Please read this information leaflet. Share the information it contains with your partner and family (if you wish) so that they can be of help and support.  There may be information they need to know, especially if they are taking care of you.

Once you have chosen the drug you wish to take, the doctor who has given you this leaflet will either give you a prescription for DOACs or refer you to the nearest anticoagulation service for blood tests.

Should you require further advice on the issues contained in this leaflet, please do not hesitate to contact the Stroke Department on tel no: (01482) 608721/608746

General Advice and Consent

Most of your questions should have been answered by this leaflet, but remember that this is only a starting point for discussion with the healthcare team.

Consent to treatment

Before any doctor, nurse or therapist examines or treats you, they must seek your consent or permission. In order to make a decision, you need to have information from health professionals about the treatment or investigation which is being offered to you. You should always ask them more questions if you do not understand or if you want more information.

The information you receive should be about your condition, the alternatives available to you, and whether it carries risks as well as the benefits. What is important is that your consent is genuine or valid. That means:

  • you must be able to give your consent
  • you must be given enough information to enable you to make a decision
  • you must be acting under your own free will and not under the strong influence of another person

Information about you

We collect and use your information to provide you with care and treatment. As part of your care, information about you will be shared between members of a healthcare team, some of whom you may not meet. Your information may also be used to help train staff, to check the quality of our care, to manage and plan the health service, and to help with research.
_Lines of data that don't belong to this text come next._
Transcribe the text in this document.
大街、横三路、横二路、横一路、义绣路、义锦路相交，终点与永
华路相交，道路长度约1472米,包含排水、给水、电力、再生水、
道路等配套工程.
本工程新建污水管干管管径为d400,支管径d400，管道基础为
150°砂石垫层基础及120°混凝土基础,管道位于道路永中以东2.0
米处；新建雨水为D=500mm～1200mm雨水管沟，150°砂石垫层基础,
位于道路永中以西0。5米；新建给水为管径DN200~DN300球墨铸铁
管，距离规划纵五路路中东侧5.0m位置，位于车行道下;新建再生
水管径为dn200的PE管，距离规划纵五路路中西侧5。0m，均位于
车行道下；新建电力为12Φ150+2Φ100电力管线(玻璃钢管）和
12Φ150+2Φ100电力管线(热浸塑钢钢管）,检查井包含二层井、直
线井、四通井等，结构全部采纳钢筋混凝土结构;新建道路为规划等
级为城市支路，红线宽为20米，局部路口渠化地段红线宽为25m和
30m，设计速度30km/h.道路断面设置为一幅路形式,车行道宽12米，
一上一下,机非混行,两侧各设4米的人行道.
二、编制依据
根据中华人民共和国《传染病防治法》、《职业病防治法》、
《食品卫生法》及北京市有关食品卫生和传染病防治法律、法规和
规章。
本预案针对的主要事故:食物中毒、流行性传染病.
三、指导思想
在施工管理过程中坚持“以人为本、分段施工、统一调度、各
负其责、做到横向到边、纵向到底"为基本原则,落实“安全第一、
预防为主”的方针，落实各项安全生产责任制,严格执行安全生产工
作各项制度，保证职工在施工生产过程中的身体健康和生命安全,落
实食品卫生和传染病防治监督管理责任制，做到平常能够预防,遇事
Wherever possible we use anonymous data.

We may pass on relevant information to other health organisations that provide you with care. All information is treated as strictly confidential and is not given to anyone who does not need it. If you have any concerns please ask your doctor, or the person caring for you.

Under the General Data Protection Regulation and the Data Protection Act 2018 we are responsible for maintaining the confidentiality of any information we hold about you. For further information visit the following page: Confidential Information about You.

If you or your carer needs information about your health and wellbeing and about your care and treatment in a different format, such as large print, braille or audio, due to disability, impairment or sensory loss, please advise a member of staff and this can be arranged.